Social care reform is a live issue at the top of government, with Starmer expected to take the final decision about whether to hold a royal commission, or an internal government review. Such a review seems unlikely to unearth new solutions – though perhaps, as my colleague Polly Toynbee argues, it could help to make the argument for unpalatable ones.

Meanwhile, though, Angela Rayner and Wes Streeting are pressing ahead with a quietly radical plan that could yet be the key to prising open the problem. The pair convened a meeting earlier this month at which employers, unions and local authorities began discussions about negotiating minimum standards for pay and conditions in social care, which the government would then enforce across the sector in England, by law.

This idea, of a “fair pay agreement”, was part of the Make Work Pay agenda in Labour’s manifesto. It is ambitious: there are an estimated 18,500 care providers, ranging from individual homes run as small businesses, to big chains backed by private equity, via a whole ecosystem of charities. Even establishing who should sit around the table is a challenge.

While it has been named a fair pay agreement, it could potentially be a vehicle for progress on other aspects of care workers’ lives, such as shift patterns and allowance for travel time.

Career progression is another issue. Staff with five years’ experience earn just 10p an hour more than new starters.

One relevant model is the vast Agenda for Change bargaining unit, which covers more than a million workers across the health service. But unlike there, the taxpayer does not foot the entire bill for social care: an estimated 37% of residents in care homes are self-funded, for example. That makes ministers’ role more ambiguous.

Also unlike the NHS, union density in the social care sector is relatively low. Unions, including Unison and the GMB, hope that representing workers in a formal arrangement like this will be a powerful recruiting tool – but at the outset there will be questions of legitimacy on both sides of the table.

Nevertheless, Rayner and Streeting’s engagement is a clear signal that the government is serious.

It might seem topsy-turvy to begin here – before we can say how any uplift be paid for. Yet perhaps the working conditions at the coalface of care are a more humane starting point for policy than the drive to cap consumers’ costs.

Even more so than for many other public services, social care is its workforce. Having modern, purpose-built infrastructure is helpful; new tech might save time in rota management; but, ultimately, care is made up of myriad human interactions.

Improving productivity – and quality – is likely to require a better-motivated workforce that does not have to be constantly recruited and trained as staff flee for better-paid alternatives.

Turnover was more than 25% in 2023-24; in other words, more than one in four care workers changed job. About one in 10 leaves the sector altogether each year.

The workforce development body, Skills for Care, reckons that the UK will need more than half a million additional care workers by 2040 to cope with rising need in an ageing society. There is no route to achieving that without raising the pay and status of caring as a profession.

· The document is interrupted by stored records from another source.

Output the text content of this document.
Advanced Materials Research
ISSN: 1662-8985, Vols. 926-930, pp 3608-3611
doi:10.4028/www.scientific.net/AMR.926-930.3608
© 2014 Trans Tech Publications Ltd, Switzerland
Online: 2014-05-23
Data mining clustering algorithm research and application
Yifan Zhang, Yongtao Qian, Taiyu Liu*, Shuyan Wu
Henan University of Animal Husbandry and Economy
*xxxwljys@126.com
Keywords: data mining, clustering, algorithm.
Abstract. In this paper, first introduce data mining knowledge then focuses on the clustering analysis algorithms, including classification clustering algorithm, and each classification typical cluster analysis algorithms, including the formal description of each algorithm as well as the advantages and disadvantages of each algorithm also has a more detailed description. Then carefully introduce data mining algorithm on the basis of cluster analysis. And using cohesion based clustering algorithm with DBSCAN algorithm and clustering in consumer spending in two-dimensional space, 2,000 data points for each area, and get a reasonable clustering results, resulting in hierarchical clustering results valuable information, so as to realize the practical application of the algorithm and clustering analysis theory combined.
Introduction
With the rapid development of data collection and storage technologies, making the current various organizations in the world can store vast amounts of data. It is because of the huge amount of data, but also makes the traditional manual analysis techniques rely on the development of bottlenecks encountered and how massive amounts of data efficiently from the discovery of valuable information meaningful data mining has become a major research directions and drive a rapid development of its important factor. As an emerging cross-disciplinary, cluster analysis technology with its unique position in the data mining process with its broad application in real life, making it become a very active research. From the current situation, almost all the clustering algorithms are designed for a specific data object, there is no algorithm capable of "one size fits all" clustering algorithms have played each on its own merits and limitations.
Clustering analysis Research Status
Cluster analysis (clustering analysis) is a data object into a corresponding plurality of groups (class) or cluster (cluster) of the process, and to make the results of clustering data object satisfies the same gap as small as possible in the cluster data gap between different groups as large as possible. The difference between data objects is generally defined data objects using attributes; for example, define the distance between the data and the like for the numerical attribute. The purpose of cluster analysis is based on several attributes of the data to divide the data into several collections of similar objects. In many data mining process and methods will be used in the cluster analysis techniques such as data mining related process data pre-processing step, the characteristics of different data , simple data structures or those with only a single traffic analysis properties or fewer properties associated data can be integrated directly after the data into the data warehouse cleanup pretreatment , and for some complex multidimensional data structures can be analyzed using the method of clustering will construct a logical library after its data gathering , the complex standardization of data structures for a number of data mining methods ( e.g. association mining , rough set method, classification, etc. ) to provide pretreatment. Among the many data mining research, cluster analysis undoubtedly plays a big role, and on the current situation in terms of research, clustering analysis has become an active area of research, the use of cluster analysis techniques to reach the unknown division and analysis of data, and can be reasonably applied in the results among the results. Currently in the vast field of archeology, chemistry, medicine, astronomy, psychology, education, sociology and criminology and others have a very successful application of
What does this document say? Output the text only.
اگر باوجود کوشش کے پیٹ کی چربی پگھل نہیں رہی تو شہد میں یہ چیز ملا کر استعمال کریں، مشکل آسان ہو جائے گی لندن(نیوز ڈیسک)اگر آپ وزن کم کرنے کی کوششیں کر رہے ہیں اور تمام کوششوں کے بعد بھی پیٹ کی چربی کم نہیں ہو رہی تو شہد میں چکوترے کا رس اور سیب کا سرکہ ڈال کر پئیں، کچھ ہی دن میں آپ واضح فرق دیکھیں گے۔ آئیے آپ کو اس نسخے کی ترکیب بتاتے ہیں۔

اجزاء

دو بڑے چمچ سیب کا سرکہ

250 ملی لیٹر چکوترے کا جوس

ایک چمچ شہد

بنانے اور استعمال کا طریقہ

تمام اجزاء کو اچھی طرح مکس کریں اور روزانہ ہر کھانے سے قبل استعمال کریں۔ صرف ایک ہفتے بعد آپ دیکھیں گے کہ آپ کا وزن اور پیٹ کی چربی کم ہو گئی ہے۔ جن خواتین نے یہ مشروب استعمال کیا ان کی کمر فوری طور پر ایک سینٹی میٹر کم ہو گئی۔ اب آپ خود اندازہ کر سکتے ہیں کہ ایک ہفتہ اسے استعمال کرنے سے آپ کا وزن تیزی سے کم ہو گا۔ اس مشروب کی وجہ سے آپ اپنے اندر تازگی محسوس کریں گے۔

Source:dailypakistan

And it’s a feminist issue: almost 80% of care workers are women.

It will not be cheap: Skills for Care calculates that lifting hourly pay to £1 above the minimum wage, and allowing for better progression, would cost taxpayers £2bn a year – though the government’s impact assessment estimates that the treasury would get 40p of every £1 back in increased taxes and lower benefit payments.

Putting a floor under pay and conditions would also help to ensure that additional funding finds its way to the workforce instead of seeping out in profits.

Clearly, terms and conditions for social care workers cannot be divorced from the pressing need to ensure significantly more money flows into this sector, not just in the short-term but sustainably.

But opening up a conversation with the 1.6 million people doing this vital job, often on poverty pay, seems as good a way as any of understanding the shape of the challenge for social care, and what could be won if we crack it.